姫井は猛烈に後悔していた。なんて恥ずかしいことを口走ってしまったのかと真っ赤になって、今すぐ逃げ出したい衝動に駆られて今度は真っ青になった。
これは、もう、自分で笑い話にするしか無い気がする。勇気を振り絞って、姫井は不自然な笑みを貼り付けて顔を上げた。
「な、なーんて、言ってみたり…!」
「ぶはははははは!!!マジかお前、ツンデレってキャラじゃねーだろ!!」
「わ、笑うことなくない!?酷くない!?」
「いや笑うとこっしょ!!」
ヒィヒィ言いながら腹を抱えて笑っている望月を恨みがましく睨むしかできない。ツンデレなんて可愛げのあるキャラじゃないのは事実だ。事実だが、人の決死の告白を、そんな勢いで笑い飛ばすことないじゃないか。
小動物が怯えながら精一杯威嚇するようなその姿に更にヒートアップしていよいよ目に涙を浮かべた望月は、ひとしきり落ち着いたところで目尻の涙を指先で拭いながら長い足で姫井に歩み寄る。
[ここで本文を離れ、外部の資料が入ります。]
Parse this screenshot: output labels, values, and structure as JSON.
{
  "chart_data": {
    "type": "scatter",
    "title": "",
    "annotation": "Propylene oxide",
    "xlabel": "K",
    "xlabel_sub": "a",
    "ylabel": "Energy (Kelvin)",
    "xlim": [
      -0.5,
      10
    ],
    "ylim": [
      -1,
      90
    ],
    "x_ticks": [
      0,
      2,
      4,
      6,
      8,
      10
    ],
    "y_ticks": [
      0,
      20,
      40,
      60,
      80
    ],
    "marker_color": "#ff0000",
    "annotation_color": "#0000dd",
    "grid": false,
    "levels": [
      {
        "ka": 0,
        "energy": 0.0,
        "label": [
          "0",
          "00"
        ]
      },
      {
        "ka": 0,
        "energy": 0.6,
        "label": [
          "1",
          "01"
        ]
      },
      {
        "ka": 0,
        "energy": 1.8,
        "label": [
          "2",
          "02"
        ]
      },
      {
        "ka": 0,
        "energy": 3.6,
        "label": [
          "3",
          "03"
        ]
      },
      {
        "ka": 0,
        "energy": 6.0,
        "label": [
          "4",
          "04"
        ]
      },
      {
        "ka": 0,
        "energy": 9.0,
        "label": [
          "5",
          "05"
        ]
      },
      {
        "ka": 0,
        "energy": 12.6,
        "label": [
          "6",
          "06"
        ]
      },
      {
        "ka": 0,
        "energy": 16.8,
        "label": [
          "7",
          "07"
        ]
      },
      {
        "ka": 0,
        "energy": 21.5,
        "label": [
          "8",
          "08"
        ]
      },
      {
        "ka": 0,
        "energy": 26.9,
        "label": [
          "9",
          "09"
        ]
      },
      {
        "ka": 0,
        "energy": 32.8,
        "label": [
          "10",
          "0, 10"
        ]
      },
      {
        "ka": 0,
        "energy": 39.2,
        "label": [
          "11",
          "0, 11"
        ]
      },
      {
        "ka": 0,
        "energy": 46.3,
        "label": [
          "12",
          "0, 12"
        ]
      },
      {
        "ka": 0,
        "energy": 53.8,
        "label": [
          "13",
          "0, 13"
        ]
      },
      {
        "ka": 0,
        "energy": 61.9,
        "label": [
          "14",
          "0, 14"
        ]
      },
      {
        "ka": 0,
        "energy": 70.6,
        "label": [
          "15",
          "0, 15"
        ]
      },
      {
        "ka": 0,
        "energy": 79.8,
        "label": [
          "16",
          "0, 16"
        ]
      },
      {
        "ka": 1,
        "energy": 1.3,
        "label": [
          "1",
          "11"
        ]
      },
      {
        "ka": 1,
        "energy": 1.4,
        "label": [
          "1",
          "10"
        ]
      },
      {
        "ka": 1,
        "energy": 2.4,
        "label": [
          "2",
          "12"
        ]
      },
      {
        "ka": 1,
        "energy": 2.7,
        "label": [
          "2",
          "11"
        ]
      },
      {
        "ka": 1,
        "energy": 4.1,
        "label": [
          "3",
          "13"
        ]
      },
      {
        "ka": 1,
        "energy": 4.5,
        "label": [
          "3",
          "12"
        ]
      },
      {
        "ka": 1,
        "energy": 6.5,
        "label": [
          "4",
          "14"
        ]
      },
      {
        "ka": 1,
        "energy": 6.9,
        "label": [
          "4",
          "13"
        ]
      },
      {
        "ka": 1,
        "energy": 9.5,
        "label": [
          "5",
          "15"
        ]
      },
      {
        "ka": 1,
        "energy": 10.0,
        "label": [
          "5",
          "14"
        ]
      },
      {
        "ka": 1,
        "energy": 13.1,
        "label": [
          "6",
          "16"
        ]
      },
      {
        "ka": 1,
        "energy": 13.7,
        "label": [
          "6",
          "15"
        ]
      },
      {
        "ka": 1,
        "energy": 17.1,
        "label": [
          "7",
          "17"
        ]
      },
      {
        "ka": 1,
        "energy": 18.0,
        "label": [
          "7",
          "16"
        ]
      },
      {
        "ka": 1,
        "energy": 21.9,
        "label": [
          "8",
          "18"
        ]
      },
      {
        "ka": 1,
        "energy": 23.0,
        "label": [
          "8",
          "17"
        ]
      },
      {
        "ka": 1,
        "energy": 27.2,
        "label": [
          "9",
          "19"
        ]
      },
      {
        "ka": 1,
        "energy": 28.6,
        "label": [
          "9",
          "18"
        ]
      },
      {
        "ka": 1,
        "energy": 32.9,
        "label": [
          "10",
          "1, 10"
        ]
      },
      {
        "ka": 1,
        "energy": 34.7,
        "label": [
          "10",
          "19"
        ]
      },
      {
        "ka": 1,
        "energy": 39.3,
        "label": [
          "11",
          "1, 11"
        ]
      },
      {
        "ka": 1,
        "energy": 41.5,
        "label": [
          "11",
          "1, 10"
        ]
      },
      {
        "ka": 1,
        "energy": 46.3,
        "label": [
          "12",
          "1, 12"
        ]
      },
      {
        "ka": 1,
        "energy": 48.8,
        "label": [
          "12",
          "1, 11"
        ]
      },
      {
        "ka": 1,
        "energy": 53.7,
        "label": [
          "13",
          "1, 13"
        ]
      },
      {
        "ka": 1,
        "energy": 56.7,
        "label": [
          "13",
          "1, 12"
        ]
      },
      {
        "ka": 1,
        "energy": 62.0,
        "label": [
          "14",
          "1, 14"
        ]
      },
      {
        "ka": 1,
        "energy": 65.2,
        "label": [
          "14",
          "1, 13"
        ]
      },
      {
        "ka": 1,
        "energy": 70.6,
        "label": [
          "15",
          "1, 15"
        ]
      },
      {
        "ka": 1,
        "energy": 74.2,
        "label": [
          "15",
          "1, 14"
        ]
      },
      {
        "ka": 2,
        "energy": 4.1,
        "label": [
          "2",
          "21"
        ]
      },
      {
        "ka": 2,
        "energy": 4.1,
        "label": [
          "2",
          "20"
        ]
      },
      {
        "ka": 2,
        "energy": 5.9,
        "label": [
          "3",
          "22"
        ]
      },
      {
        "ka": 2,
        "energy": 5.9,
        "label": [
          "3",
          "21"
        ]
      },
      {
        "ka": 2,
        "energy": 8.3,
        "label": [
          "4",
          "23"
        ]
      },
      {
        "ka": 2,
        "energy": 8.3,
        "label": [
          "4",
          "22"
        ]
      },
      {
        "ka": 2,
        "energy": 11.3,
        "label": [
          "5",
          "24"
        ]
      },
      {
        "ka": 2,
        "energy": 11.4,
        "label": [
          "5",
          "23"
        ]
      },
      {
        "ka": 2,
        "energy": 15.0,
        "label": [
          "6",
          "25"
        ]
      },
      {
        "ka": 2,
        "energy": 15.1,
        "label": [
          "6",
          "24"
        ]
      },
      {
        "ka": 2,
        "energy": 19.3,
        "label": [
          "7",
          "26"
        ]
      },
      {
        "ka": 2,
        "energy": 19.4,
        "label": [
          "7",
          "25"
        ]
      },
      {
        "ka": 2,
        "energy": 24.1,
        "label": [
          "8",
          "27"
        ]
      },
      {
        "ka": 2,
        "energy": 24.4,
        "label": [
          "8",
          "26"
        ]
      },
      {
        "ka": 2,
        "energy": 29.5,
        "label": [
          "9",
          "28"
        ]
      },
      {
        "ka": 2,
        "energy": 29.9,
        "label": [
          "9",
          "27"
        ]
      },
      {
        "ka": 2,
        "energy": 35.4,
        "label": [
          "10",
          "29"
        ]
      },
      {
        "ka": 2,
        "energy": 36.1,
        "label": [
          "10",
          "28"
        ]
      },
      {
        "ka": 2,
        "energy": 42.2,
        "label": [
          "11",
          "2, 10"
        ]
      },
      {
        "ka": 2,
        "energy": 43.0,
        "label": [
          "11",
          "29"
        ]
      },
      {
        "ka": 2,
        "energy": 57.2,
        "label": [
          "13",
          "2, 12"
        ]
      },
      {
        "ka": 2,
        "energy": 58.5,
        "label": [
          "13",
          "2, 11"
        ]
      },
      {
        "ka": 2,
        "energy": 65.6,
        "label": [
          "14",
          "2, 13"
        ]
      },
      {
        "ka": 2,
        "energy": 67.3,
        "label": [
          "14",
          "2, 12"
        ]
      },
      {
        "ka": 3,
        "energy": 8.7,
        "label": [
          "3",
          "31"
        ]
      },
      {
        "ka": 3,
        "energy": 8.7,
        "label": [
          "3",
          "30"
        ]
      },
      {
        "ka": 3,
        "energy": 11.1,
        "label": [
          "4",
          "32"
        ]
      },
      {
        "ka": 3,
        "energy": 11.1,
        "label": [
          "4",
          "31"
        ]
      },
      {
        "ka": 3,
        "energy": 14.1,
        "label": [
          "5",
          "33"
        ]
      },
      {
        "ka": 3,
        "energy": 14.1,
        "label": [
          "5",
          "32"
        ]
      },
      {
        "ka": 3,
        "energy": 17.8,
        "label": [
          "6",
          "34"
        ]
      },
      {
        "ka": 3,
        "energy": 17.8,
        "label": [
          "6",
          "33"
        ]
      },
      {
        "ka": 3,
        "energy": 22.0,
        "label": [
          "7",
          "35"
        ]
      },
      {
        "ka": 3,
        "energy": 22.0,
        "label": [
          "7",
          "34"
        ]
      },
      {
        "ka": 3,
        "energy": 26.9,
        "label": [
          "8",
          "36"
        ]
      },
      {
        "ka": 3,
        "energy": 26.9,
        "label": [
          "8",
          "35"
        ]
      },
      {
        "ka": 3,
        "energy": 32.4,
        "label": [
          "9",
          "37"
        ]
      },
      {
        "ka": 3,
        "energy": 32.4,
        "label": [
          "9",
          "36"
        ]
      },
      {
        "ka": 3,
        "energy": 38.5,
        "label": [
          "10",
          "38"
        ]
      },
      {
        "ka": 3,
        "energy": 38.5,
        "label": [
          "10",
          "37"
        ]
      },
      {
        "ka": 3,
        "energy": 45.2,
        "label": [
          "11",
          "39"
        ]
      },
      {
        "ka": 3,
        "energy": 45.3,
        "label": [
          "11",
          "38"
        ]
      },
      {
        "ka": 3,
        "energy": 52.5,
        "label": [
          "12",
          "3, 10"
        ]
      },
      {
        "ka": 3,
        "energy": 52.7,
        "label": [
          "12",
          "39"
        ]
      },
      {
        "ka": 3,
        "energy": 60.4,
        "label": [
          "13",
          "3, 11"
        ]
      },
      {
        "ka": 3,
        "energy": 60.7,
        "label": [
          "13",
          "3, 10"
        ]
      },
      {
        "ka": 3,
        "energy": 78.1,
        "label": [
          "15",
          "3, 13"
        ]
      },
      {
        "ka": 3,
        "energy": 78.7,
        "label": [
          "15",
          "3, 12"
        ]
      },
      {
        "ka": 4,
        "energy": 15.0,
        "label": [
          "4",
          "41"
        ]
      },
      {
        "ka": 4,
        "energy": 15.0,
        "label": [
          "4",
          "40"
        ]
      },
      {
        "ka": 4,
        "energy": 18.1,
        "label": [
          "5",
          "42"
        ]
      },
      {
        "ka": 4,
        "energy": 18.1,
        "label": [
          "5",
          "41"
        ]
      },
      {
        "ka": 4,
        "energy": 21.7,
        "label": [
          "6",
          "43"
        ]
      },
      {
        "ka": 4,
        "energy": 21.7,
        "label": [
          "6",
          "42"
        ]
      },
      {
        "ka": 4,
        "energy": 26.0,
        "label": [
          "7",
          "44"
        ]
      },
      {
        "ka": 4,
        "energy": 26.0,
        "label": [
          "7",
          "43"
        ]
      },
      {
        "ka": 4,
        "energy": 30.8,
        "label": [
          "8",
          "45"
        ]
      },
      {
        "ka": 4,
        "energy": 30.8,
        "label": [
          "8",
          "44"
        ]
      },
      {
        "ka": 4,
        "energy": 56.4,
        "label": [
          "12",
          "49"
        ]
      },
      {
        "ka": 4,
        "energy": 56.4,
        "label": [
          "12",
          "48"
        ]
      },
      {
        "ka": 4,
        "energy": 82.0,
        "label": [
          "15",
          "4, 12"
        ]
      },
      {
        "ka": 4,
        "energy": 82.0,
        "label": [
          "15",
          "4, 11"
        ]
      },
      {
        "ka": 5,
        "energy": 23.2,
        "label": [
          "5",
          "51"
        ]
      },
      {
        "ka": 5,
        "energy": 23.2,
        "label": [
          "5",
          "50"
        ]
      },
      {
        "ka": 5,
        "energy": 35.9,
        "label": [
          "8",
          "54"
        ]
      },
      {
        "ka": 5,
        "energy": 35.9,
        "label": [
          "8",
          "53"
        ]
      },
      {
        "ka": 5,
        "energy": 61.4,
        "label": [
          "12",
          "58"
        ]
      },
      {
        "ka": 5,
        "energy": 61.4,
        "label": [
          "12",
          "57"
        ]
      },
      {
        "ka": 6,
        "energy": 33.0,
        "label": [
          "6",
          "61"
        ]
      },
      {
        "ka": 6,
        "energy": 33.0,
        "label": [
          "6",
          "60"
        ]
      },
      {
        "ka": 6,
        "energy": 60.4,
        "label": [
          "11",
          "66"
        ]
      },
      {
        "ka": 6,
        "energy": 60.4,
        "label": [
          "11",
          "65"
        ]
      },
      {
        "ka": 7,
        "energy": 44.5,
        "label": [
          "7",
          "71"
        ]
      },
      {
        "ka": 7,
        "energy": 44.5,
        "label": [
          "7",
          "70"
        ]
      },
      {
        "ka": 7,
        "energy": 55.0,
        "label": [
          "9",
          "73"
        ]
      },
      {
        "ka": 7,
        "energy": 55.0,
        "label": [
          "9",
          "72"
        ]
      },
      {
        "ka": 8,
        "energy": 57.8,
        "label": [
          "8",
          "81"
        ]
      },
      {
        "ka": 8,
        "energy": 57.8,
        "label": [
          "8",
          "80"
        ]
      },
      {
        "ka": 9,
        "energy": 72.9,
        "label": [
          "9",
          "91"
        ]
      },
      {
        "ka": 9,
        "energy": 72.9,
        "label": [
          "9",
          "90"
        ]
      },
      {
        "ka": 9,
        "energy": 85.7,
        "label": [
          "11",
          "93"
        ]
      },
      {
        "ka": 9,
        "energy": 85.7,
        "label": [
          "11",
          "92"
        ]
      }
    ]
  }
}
僅かに持ち上がった口の端が妖しげな雰囲気を持っているように見えて、それでいて瞳の中に見えるのは温かな灯火のようで、そのギャップに戸惑いを隠せず動けなくなった姫井は、整った顔に上から覗き込まれて益々真っ赤になった。
「なん、何…?」
「ん?いやいや品定めですよ。」
「失礼だな!!」
渾身の反抗もわははと軽く受け流された。
どうにも、この男を前にすると調子が狂う。数多の経験はまるで役に立たない。いつもこんな時どうしていたっけ?少なくとも、こんな風に唇を尖らせてだんまりを決め込むようなことはなかった。全てこの顔が悪い。かっこよすぎるこの顔が悪い。
全ての責任を望月に押し付けようとしたその時、長い指先に顎を捉えられ尖らせた唇を柔らかい何かが掠めていった。
「いいぜ、なってやるよ君のオンリーワン。俺の10年越しの片想いを忘れさせてくれるんだろ?」
「…やっぱり好きだったんじゃんアイツのこと!!」
「だからぁ、そんな安い言葉で片付けんなって。奴はもはや俺の生き甲斐。」
「どんな執着心だよ…!!」
生き甲斐以上になれって、じゃあ一体何になれというのか。ああでもこれって、一応、決死の告白を受け入れてもらえたということなのだろうか。通勤電車の中で一目で恋に落ちて、満員電車の隙間からそっと見つめるだけだったこの人の、隣に立って良いのだろうか。
唇に残った感触がその答えを示している。姫井は震える指先でその感触をなぞり、じわじわと湧き上がる歓喜に頬を染めた。
「ところで君、名前なんだっけ?」
「嘘でしょ!?!?」
前途多難なこの恋は、まだ始まったばかり。